By that time, citizens of the Eastern time zone were headed off to bed. In the West, they were undoubtedly watching the aftermath of the successful manhunt in California that led to the presumed death of alleged cop-killer Christopher Dorner in a burning cabin.
The State of the Union has developed the annoying ritual of the president's party standing and wildly cheering at each applause point while the other party sits grim-faced and arms folded. The Republicans cheer anything that sounds like a tax cut. Everybody cheers for the troops, whom the president committed to bring home from Afghanistan in substantial numbers.

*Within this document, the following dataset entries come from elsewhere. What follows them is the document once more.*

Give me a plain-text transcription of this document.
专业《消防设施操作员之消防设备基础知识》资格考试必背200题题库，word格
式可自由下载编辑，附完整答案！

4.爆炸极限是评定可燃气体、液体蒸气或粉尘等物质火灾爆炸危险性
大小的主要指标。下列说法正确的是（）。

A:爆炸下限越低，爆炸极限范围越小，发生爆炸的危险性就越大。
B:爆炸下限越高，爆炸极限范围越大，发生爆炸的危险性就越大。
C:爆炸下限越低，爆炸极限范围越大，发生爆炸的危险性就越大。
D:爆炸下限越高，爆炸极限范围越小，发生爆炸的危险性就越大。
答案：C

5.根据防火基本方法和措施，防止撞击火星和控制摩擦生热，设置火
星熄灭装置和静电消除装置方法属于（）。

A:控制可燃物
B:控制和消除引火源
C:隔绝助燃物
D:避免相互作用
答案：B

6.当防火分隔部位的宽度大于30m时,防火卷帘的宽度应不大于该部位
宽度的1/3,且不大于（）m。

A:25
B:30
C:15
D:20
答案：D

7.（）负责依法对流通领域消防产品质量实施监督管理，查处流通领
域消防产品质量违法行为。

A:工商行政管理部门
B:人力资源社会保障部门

The president called for broad, and largely unspecified, attacks on the deficit and income inequality and programs to boost the middle class. He again called for: immigration reform, which he may get; action on climate change, which he likely won't; and restrictions on gun violence, which tend to be driven by periodic shooting outrages like the massacre of schoolchildren in Newtown, Conn.
State of the Union addresses don't change the other party's collective mind. Senate GOP leader Mitch McConnell, who welcomed Obama to Washington by saying the Republicans' top priority was to make him a one-term president, dismissed the speech as "liberal boilerplate" filled with "gimmicks and tax hikes."
The Constitution says the president "shall from time to time give to the Congress Information on the State of the Union" and shall recommend such measures as he deems "necessary and expedient." How and when this is done is up to the president. From Thomas Jefferson up to the age of TV and radio, this was most often done by written report.
As formulaic and ineffective as the State of the Union speech has become, it now serves a new and useful role: In an increasingly polarized Congress, it is one of the few time all the members gather together to be reminded of their common purpose.